Marta Garrote y Antonio Moreno-Sandoval (LLI-UAM)
Antonio Moreno-Sandoval <antonio.msandovaluam.es>
Systemized process to collect both spontaneous speech and written corpora composed of the following stages (each stage is manually revised by more than one person):
- Preliminary design considering participants, their socio-linguistic features (age, gender, demographics, linguistic origin, education, etc) and the communicative context. This information may be modified depending on the goals of the study. This design may also be modified according to the variables consiered in the study.
- Data collecting (recording, video captures, editing, etc.)
- Orthographic transcription (both normative and real speech).
- Prosodic annotation, marking pauses, vocal lengthening, overlaps, interruptions, intonation, etc.
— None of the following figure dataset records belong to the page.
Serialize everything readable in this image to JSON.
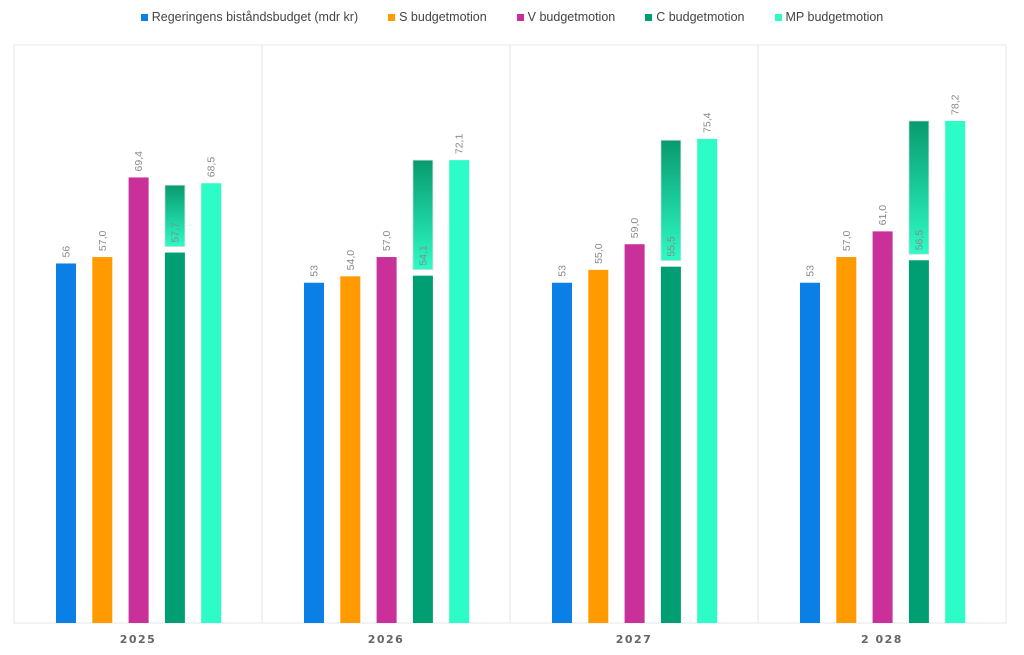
{
  "chart_data": {
    "type": "bar",
    "title": "",
    "xlabel": "",
    "ylabel": "",
    "ylim": [
      0,
      90
    ],
    "grid": false,
    "legend_position": "top-center",
    "categories": [
      "2025",
      "2026",
      "2027",
      "2 028"
    ],
    "series": [
      {
        "name": "Regeringens biståndsbudget (mdr kr)",
        "color": "#0a7fe6",
        "values": [
          56,
          53,
          53,
          53
        ],
        "labels": [
          "56",
          "53",
          "53",
          "53"
        ]
      },
      {
        "name": "S budgetmotion",
        "color": "#ff9a00",
        "values": [
          57.0,
          54.0,
          55.0,
          57.0
        ],
        "labels": [
          "57,0",
          "54,0",
          "55,0",
          "57,0"
        ]
      },
      {
        "name": "V budgetmotion",
        "color": "#c9309a",
        "values": [
          69.4,
          57.0,
          59.0,
          61.0
        ],
        "labels": [
          "69,4",
          "57,0",
          "59,0",
          "61,0"
        ]
      },
      {
        "name": "C budgetmotion",
        "color": "#009e73",
        "values": [
          57.7,
          54.1,
          55.5,
          56.5
        ],
        "labels": [
          "57,7",
          "54,1",
          "55,5",
          "56,5"
        ],
        "overlay_top": [
          68.2,
          72.1,
          75.2,
          78.2
        ]
      },
      {
        "name": "MP budgetmotion",
        "color": "#2dfcc6",
        "values": [
          68.5,
          72.1,
          75.4,
          78.2
        ],
        "labels": [
          "68,5",
          "72,1",
          "75,4",
          "78,2"
        ]
      }
    ]
  }
}
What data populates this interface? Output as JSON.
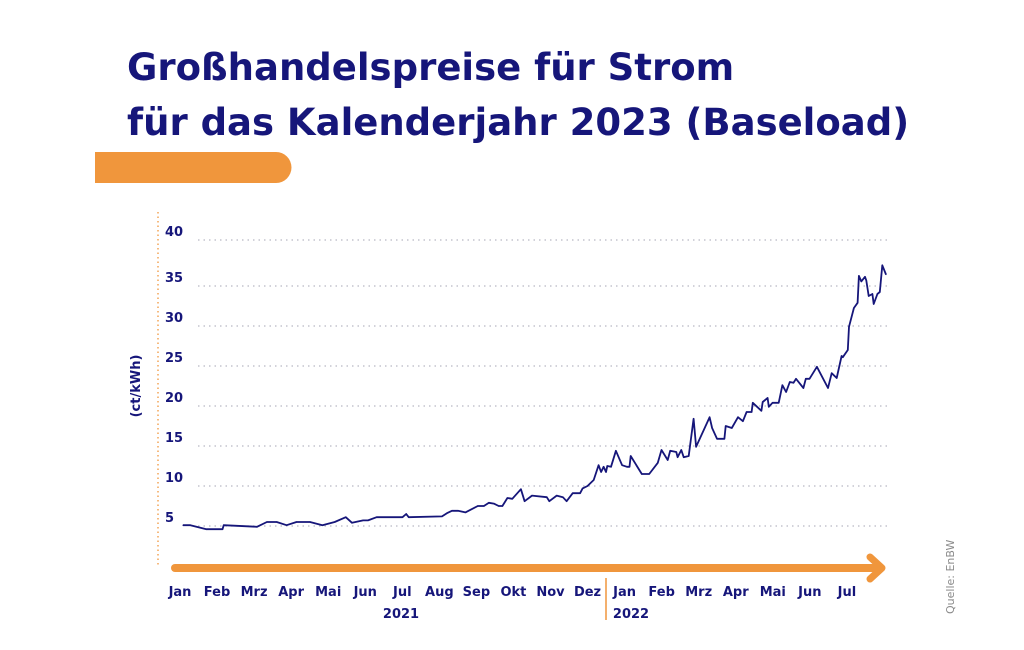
{
  "title_line1": "Großhandelspreise für Strom",
  "title_line2": "für das Kalenderjahr 2023 (Baseload)",
  "source": "Quelle: EnBW",
  "colors": {
    "primary": "#16167a",
    "accent": "#f0963c",
    "grid": "#b8b8c4"
  },
  "chart_data": {
    "type": "line",
    "title": "Großhandelspreise für Strom für das Kalenderjahr 2023 (Baseload)",
    "xlabel": "",
    "ylabel": "(ct/kWh)",
    "ylim": [
      0,
      40
    ],
    "yticks": [
      "5",
      "10",
      "15",
      "20",
      "25",
      "30",
      "35",
      "40"
    ],
    "grid": true,
    "xticks": [
      "Jan",
      "Feb",
      "Mrz",
      "Apr",
      "Mai",
      "Jun",
      "Jul",
      "Aug",
      "Sep",
      "Okt",
      "Nov",
      "Dez",
      "Jan",
      "Feb",
      "Mrz",
      "Apr",
      "Mai",
      "Jun",
      "Jul"
    ],
    "years": [
      "2021",
      "2022"
    ],
    "series": [
      {
        "points": [
          [
            "2021-01-01",
            5.1
          ],
          [
            "2021-01-07",
            5.1
          ],
          [
            "2021-01-20",
            4.6
          ],
          [
            "2021-02-03",
            4.6
          ],
          [
            "2021-02-04",
            5.1
          ],
          [
            "2021-03-01",
            4.9
          ],
          [
            "2021-03-09",
            5.5
          ],
          [
            "2021-03-17",
            5.5
          ],
          [
            "2021-03-25",
            5.1
          ],
          [
            "2021-04-03",
            5.5
          ],
          [
            "2021-04-14",
            5.5
          ],
          [
            "2021-04-24",
            5.1
          ],
          [
            "2021-05-04",
            5.5
          ],
          [
            "2021-05-13",
            6.1
          ],
          [
            "2021-05-18",
            5.4
          ],
          [
            "2021-05-27",
            5.7
          ],
          [
            "2021-06-01",
            5.7
          ],
          [
            "2021-06-08",
            6.1
          ],
          [
            "2021-06-29",
            6.1
          ],
          [
            "2021-07-02",
            6.5
          ],
          [
            "2021-07-04",
            6.1
          ],
          [
            "2021-08-01",
            6.2
          ],
          [
            "2021-08-05",
            6.6
          ],
          [
            "2021-08-09",
            6.9
          ],
          [
            "2021-08-14",
            6.9
          ],
          [
            "2021-08-20",
            6.7
          ],
          [
            "2021-08-30",
            7.5
          ],
          [
            "2021-09-05",
            7.5
          ],
          [
            "2021-09-09",
            7.9
          ],
          [
            "2021-09-13",
            7.8
          ],
          [
            "2021-09-17",
            7.5
          ],
          [
            "2021-09-20",
            7.5
          ],
          [
            "2021-09-24",
            8.5
          ],
          [
            "2021-09-28",
            8.4
          ],
          [
            "2021-10-05",
            9.6
          ],
          [
            "2021-10-08",
            8.1
          ],
          [
            "2021-10-14",
            8.8
          ],
          [
            "2021-10-26",
            8.6
          ],
          [
            "2021-10-28",
            8.1
          ],
          [
            "2021-11-04",
            8.8
          ],
          [
            "2021-11-09",
            8.6
          ],
          [
            "2021-11-12",
            8.1
          ],
          [
            "2021-11-17",
            9.1
          ],
          [
            "2021-11-23",
            9.1
          ],
          [
            "2021-11-25",
            9.7
          ],
          [
            "2021-11-29",
            10.0
          ],
          [
            "2021-12-04",
            10.75
          ],
          [
            "2021-12-08",
            12.6
          ],
          [
            "2021-12-10",
            11.75
          ],
          [
            "2021-12-12",
            12.4
          ],
          [
            "2021-12-14",
            11.75
          ],
          [
            "2021-12-15",
            12.5
          ],
          [
            "2021-12-18",
            12.4
          ],
          [
            "2021-12-22",
            14.4
          ],
          [
            "2021-12-27",
            12.6
          ],
          [
            "2022-01-01",
            12.4
          ],
          [
            "2022-01-03",
            12.4
          ],
          [
            "2022-01-04",
            13.75
          ],
          [
            "2022-01-13",
            11.5
          ],
          [
            "2022-01-19",
            11.5
          ],
          [
            "2022-01-26",
            12.9
          ],
          [
            "2022-01-29",
            14.5
          ],
          [
            "2022-02-04",
            13.25
          ],
          [
            "2022-02-06",
            14.4
          ],
          [
            "2022-02-11",
            14.25
          ],
          [
            "2022-02-12",
            13.6
          ],
          [
            "2022-02-15",
            14.5
          ],
          [
            "2022-02-17",
            13.6
          ],
          [
            "2022-02-21",
            13.75
          ],
          [
            "2022-02-25",
            18.4
          ],
          [
            "2022-02-27",
            14.9
          ],
          [
            "2022-03-08",
            18.6
          ],
          [
            "2022-03-10",
            17.25
          ],
          [
            "2022-03-14",
            15.9
          ],
          [
            "2022-03-20",
            15.9
          ],
          [
            "2022-03-21",
            17.5
          ],
          [
            "2022-03-26",
            17.25
          ],
          [
            "2022-04-01",
            18.6
          ],
          [
            "2022-04-05",
            18.1
          ],
          [
            "2022-04-08",
            19.25
          ],
          [
            "2022-04-12",
            19.25
          ],
          [
            "2022-04-13",
            20.4
          ],
          [
            "2022-04-20",
            19.4
          ],
          [
            "2022-04-21",
            20.5
          ],
          [
            "2022-04-25",
            21.0
          ],
          [
            "2022-04-26",
            19.9
          ],
          [
            "2022-04-29",
            20.4
          ],
          [
            "2022-05-04",
            20.4
          ],
          [
            "2022-05-07",
            22.6
          ],
          [
            "2022-05-10",
            21.75
          ],
          [
            "2022-05-13",
            23.0
          ],
          [
            "2022-05-16",
            22.9
          ],
          [
            "2022-05-18",
            23.4
          ],
          [
            "2022-05-24",
            22.25
          ],
          [
            "2022-05-26",
            23.4
          ],
          [
            "2022-05-29",
            23.4
          ],
          [
            "2022-06-05",
            24.9
          ],
          [
            "2022-06-14",
            22.25
          ],
          [
            "2022-06-17",
            24.1
          ],
          [
            "2022-06-21",
            23.5
          ],
          [
            "2022-06-25",
            26.25
          ],
          [
            "2022-06-26",
            26.1
          ],
          [
            "2022-06-30",
            27.0
          ],
          [
            "2022-07-01",
            29.9
          ],
          [
            "2022-07-05",
            32.25
          ],
          [
            "2022-07-08",
            32.9
          ],
          [
            "2022-07-09",
            36.1
          ],
          [
            "2022-07-11",
            35.5
          ],
          [
            "2022-07-14",
            36.0
          ],
          [
            "2022-07-15",
            35.6
          ],
          [
            "2022-07-17",
            33.75
          ],
          [
            "2022-07-20",
            34.0
          ],
          [
            "2022-07-21",
            32.75
          ],
          [
            "2022-07-24",
            34.0
          ],
          [
            "2022-07-26",
            34.25
          ],
          [
            "2022-07-28",
            37.25
          ],
          [
            "2022-08-01",
            36.25
          ]
        ]
      }
    ]
  }
}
- Alignment of text-sound units in utterances.
- Semi-automatic morpho-syntact c annotation (part-of-speech and lemmas).
- Automatic phonological annotation.
Besides the possible application of these data collections, this methodology allows automatic information processing and retrieval at each linguistic level, since all annotations are standardized using XML.
The complete process involves different technologies such as word sense disambiguation, part-of-speech tagging and lemmatization.
This is a service accessible after signing an agreement or contract with LLI-UAM.
This service is presented as a result of different R&D projects. Each project focused on the development of one level of analysis, obtaining a complete toolkit. The added value is the systemized methodology that has been successfully proved in the elaboration of different customized corpora.
The work has been mainly supported by public funding through research projects. The methodology was acquired during the C-ORAL-ROM corpus, a EU-funded project of the 5FP.
- Cresti, E. Moneglia, M .(eds). 2005. C-ORAL-ROM: Integrated Reference Corpora for Spoken Roman Languages. Amsterdam. John Benjamins.
- Garrote. M. CHIEDE: Corpus de habla infantil espontánea del español. PhD Dissertation. Universidad Autónoma de Madrid. 2008.